SAO PAULO, (Reuters) – Brazil’s economy had its worst showing in more than a decade in the last quarter of 2008, shrinking a larger-than-expected 3.6 percent as the global financial crisis took a heavy toll on Latin America’s biggest country.
The quarter-on-quarter result snapped a three-year run of nonstop growth for Brazil, which until recently appeared to be sidestepping the brunt of the financial crisis and was one of the few remaining engines of global growth.
On an annual basis, gross domestic product expanded 1.3 percent in the fourth quarter of 2008, slowing sharply from a year-on-year growth rate of 6.8 percent in the previous quarter, the government’s statistics agency IBGE said.
More recent data have showed that Brazil’s economy started 2009 on an even weaker footing, prompting some analysts to predict that the South American giant could end up this year with zero growth.
“The fact the economy slowed so sharply in the fourth quarter sets the stage for an even steeper slowdown in 2009,” said Roberto Padovani, chief economist at WestLB do Brasil in Sao Paulo. Industrial output posted its worst-ever yearly plunge in January, sinking 17.2 percent, the IBGE said Friday.
Consumer confidence remains on shaky ground, and companies like aircraft manufacturer Embraer <EMBR3.SA><ERJ.N> are laying off thousands of workers to cope with plummeting demand.
The downturn has helped ease inflation as retailers slash prices to attract customers, potentially paving the way for a string of interest-rate cuts in the coming months to stoke the economy.
Interest-rate futures <0#DIJ:> at the BM&F Commodities and Futures Exchange in Sao Paulo fell sharply after the GDP numbers were released as investors priced in the chances of steeper rate cuts in the months ahead.
Brazil’s central bank is expected to slash its benchmark lending rate on Wednesday by at least 100 basis points, a Reuters poll showed last week. But following the release of more weak indicators in the last few days, many economists are now betting on a more aggressive rate cut.
“We thought that inflation pressures might return at the end of the year, but now that doesn’t look likely. I now see a cut of 150 basis points,” said Joel Bogdanski, an economist at Banco Itau, Brazil’s largest bank.
For the whole of 2008, the economy grew 5.1 percent after expanding 5.7 percent in 2007. That was in line with market expectations of 5.2 percent annual growth, according to the median estimate of 20 economists surveyed by Reuters.

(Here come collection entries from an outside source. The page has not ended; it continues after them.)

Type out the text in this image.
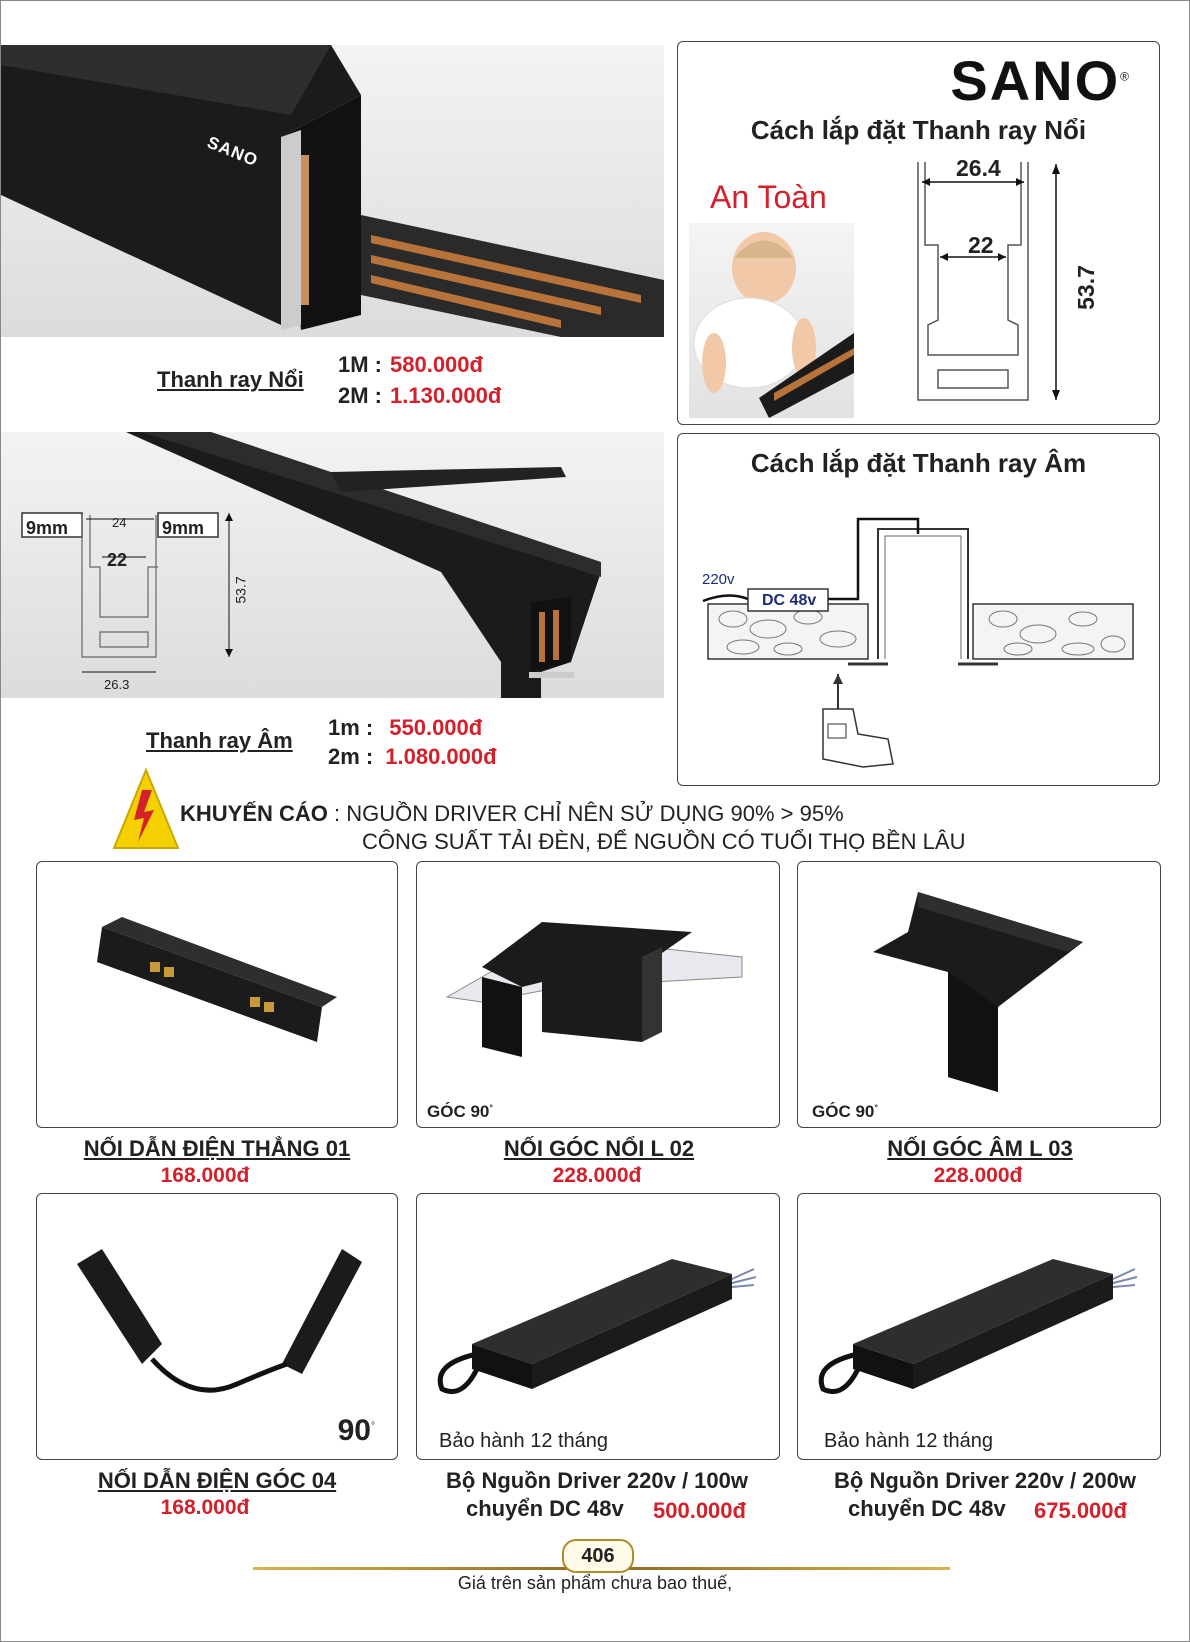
SANO
Thanh ray Nổi
1M : 580.000đ
2M : 1.130.000đ
SANO®
Cách lắp đặt Thanh ray Nổi
An Toàn
26.4
22
53.7
9mm	9mm
24
22
53.7
26.3
Thanh ray Âm
1m : 550.000đ
2m : 1.080.000đ
Cách lắp đặt Thanh ray Âm
220v
DC 48v
KHUYẾN CÁO : NGUỒN DRIVER CHỈ NÊN SỬ DỤNG 90% > 95%
CÔNG SUẤT TẢI ĐÈN, ĐỂ NGUỒN CÓ TUỔI THỌ BỀN LÂU
NỐI DẪN ĐIỆN THẲNG 01
168.000đ
GÓC 90°
NỐI GÓC NỔI L 02
228.000đ
GÓC 90°
NỐI GÓC ÂM L 03
228.000đ
90°
NỐI DẪN ĐIỆN GÓC 04
168.000đ
Bảo hành 12 tháng
Bộ Nguồn Driver 220v / 100w
chuyển DC 48v 500.000đ
Bảo hành 12 tháng
Bộ Nguồn Driver 220v / 200w
chuyển DC 48v 675.000đ
406
Giá trên sản phẩm chưa bao thuế,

Growth forecasts ranged from 3.5 percent to 5.6 percent.
GDP had been expected to shrink 2.3 percent in the fourth quarter from the third, according to the median estimate of 17 economists in the poll. Estimates for the contraction ranged from 3.4 percent to 1.5 percent.
On an annual basis, GDP had been expected to grow 1.8 percent in the fourth quarter, according to the median estimate of 22 economists. Forecasts ranged from growth of 0.6 percent to 3.1 percent.